What is happening to women in the current technological revolution? Are they benefiting from progress, or are they victimized by it? Are female workers moving toward new jobs, or are their present qualifications becoming useless? What is the role of women in decision-making processes at various levels, local as well as international?

These issues were puzzling for some in the summer of '81. Their concern led to a first large meeting, held on September 27, 1981, at the New court House of St. Lawrence College in Kingston. Sponsored by three national organizations (the Canadian Research Institute for the Advancement of Women [CRIAW], the Canadian Congress for Learning Opportunities for Women [CCLOW], and the National Action Committee on the Status of Women [NAC]), the meeting brought together about 20 women from Ontario, all active feminists. They agreed that a conference was desirable and that it should:

  • Promote a greater knowledge of micro technology and related problems.

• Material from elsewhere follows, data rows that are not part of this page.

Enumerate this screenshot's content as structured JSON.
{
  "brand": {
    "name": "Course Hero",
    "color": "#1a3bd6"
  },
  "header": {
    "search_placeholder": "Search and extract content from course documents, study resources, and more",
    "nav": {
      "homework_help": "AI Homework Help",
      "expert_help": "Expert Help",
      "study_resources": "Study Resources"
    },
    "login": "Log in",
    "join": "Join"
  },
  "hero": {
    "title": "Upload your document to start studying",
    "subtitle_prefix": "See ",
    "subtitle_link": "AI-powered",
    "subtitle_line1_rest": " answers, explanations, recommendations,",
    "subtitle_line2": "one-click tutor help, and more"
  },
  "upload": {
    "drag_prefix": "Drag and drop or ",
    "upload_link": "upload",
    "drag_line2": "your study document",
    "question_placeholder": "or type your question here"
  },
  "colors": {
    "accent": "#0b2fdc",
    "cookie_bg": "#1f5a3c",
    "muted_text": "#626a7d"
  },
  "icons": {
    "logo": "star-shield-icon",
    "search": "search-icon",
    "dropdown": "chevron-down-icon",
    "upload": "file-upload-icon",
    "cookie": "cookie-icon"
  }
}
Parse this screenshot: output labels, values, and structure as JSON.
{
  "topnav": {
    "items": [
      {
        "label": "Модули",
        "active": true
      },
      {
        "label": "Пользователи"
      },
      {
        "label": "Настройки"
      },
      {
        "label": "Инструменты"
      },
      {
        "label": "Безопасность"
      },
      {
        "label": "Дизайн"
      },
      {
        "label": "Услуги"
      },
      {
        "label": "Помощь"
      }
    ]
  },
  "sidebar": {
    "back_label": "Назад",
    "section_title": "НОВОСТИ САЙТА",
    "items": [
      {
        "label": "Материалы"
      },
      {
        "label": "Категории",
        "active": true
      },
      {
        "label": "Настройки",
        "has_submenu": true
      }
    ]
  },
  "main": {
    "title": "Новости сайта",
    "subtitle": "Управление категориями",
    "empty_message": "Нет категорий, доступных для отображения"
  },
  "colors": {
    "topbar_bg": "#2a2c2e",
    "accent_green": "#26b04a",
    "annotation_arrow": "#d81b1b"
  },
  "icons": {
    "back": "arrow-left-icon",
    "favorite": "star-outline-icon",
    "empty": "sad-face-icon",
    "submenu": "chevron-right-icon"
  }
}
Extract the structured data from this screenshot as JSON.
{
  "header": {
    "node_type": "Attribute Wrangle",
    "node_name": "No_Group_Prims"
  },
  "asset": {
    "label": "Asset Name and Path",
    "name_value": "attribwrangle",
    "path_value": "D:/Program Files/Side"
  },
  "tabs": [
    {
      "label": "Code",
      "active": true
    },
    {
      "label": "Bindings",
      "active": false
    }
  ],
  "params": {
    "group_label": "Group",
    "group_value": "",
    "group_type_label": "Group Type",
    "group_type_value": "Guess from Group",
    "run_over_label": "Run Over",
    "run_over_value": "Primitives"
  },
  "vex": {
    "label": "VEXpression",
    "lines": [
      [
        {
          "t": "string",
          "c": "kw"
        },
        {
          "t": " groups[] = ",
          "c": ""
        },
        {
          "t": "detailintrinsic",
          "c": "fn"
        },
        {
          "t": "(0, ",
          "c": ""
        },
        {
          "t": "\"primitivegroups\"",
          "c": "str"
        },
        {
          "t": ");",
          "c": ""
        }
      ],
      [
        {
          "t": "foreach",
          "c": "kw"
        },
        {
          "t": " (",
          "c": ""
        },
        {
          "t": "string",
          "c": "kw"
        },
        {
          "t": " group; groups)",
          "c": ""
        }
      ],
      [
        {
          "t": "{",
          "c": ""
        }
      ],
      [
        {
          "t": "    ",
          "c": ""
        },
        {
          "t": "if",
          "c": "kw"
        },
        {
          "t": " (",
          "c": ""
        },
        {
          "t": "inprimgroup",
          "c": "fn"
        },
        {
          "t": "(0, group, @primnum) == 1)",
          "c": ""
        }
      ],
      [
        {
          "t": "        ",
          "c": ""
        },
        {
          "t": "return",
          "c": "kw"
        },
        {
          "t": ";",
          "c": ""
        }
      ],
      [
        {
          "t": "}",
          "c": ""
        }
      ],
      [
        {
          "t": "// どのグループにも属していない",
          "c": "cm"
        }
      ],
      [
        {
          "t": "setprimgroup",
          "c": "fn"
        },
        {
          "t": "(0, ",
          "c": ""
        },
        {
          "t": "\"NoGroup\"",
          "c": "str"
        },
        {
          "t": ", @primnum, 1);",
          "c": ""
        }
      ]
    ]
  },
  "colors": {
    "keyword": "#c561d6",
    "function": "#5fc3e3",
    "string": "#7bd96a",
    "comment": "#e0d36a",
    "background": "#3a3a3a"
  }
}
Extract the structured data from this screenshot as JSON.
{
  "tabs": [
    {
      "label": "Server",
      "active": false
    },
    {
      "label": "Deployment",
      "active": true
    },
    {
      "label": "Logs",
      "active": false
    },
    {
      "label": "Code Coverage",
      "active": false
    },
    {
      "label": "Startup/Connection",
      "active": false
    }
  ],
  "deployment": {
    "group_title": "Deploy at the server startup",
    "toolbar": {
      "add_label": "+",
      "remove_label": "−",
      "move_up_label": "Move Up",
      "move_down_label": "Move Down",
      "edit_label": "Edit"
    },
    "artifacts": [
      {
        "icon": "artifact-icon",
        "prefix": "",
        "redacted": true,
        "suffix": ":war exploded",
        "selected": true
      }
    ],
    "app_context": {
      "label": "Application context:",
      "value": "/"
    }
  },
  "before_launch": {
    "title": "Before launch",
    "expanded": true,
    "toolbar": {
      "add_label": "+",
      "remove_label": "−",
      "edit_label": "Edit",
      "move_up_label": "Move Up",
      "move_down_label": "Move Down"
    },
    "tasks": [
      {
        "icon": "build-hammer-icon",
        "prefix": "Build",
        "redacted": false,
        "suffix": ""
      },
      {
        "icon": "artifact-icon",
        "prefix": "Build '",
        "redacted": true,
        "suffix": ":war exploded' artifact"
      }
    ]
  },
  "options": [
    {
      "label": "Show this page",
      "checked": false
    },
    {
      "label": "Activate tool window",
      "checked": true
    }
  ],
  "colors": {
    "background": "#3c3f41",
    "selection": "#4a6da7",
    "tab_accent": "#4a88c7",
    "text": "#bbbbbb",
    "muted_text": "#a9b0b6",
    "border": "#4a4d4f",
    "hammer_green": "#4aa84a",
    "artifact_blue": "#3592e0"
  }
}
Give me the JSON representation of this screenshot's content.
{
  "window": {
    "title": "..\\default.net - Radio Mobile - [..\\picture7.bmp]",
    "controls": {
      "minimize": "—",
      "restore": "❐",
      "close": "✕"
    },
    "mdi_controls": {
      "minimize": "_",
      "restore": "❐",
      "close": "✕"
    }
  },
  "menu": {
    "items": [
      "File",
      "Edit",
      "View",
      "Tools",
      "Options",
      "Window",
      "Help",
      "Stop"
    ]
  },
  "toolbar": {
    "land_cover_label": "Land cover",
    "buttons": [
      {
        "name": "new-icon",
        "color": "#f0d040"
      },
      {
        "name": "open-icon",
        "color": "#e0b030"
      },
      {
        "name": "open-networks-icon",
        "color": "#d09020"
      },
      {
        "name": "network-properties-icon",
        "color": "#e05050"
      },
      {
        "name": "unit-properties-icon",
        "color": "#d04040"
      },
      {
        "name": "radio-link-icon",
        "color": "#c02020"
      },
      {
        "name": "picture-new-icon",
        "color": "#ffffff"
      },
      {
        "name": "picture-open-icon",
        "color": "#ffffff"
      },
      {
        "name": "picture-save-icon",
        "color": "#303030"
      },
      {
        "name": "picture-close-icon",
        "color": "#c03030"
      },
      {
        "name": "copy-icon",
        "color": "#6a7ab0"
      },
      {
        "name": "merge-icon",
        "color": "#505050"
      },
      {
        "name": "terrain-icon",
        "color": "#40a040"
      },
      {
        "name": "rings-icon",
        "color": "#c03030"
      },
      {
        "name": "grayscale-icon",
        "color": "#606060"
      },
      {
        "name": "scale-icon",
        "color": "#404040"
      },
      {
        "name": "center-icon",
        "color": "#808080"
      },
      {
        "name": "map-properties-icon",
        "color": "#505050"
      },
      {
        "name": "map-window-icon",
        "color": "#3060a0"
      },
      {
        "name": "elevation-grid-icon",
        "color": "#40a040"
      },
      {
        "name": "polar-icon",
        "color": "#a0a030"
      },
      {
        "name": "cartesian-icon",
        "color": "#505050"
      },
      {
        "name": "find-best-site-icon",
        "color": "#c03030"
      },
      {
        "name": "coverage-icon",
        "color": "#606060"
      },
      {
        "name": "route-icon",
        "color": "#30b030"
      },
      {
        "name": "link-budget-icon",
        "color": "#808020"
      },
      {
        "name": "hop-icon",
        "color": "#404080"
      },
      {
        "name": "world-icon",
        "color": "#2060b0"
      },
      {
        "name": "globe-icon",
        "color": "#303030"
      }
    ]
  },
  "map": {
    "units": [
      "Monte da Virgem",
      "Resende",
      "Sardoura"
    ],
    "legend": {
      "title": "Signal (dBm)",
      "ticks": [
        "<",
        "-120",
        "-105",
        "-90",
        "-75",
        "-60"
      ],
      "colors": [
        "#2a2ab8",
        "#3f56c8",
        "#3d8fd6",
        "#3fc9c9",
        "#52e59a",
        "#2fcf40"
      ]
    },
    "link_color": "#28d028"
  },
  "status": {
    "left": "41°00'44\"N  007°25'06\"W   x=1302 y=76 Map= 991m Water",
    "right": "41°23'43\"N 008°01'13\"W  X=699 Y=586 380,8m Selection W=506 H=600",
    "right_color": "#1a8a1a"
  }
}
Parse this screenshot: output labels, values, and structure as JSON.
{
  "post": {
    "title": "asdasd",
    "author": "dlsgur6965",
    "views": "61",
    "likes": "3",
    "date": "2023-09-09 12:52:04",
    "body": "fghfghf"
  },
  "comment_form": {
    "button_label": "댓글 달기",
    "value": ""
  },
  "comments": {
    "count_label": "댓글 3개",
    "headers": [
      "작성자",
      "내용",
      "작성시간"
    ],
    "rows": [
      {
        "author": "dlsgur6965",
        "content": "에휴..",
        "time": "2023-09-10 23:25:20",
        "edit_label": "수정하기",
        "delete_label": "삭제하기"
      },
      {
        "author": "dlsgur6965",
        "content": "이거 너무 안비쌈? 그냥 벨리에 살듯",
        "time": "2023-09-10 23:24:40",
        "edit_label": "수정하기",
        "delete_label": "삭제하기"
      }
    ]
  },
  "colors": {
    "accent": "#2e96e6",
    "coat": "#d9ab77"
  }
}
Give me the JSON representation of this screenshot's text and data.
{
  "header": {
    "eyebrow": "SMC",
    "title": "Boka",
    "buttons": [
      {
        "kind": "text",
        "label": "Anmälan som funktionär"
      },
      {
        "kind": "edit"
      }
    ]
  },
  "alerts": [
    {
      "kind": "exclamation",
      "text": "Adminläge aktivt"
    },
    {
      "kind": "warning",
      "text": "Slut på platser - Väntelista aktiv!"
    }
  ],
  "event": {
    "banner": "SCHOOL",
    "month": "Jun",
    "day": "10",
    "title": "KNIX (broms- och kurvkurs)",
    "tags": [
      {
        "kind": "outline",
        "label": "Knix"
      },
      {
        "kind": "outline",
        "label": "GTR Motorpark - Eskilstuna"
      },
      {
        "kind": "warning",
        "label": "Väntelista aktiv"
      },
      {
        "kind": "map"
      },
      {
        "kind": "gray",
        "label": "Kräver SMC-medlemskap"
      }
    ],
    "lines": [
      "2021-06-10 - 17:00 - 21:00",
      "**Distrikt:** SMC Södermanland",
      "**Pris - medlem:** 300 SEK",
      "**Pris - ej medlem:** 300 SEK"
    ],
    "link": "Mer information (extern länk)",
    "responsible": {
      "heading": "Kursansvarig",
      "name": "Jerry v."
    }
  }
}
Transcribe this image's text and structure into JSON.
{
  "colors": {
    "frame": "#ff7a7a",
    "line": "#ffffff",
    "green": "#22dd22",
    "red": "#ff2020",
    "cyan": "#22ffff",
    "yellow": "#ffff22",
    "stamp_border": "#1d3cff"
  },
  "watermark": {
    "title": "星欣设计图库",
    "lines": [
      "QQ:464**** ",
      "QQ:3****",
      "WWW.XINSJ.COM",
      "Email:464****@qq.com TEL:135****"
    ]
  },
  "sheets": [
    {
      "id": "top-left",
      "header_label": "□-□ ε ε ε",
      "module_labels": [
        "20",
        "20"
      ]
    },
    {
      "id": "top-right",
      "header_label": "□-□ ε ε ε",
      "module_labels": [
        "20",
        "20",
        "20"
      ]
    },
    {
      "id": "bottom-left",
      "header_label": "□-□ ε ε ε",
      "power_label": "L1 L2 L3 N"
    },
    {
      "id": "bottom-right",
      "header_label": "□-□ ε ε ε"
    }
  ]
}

  • Encourage participants to define a personal plan of action, including the expression of their claims.

  • Serve as a meeting point for the exchange of ideas and knowledge.

  • Inform of the advantages of micro technology, particularly in the workplace.

A steering committee was immediately set up. In the course of the following months, its members would design the conference, obtain necessary funding, identify resource persons, and hire administrative staff; then, through weekly meetings and hundreds of telephone conversations, discover the hidden charms of working as a team.

Among the major concerns were:

  • To elaborate a conference program to meet the needs of beginners, as well as those of women already well informed.

  • To identify women as workshop leaders in all sectors.

  • To ensure that Canadian women from all provinces could register and be served in their own official language.

  • To reach a large variety of interest groups.

Conference Objectives

A second meeting was held in February 1982, at Carleton University in Ottawa, at which, Manitoba, Saskatchewan, British Columbia, Nova Scotia, Quebec and Ontario were represented. Three objectives were defined:

"The first objective is to simplify technological language and explain the workings of microcomputers and word processing equipment to women. The computer industry has developed a jargon which can inhibit the layperson, and which has contributed to an aura of mystification surrounding the whole computer field. And although women are, and will be using technological equipment in the workplace as well as in the home, they have not been given the opportunity to understand the functioning and logic behind these machines.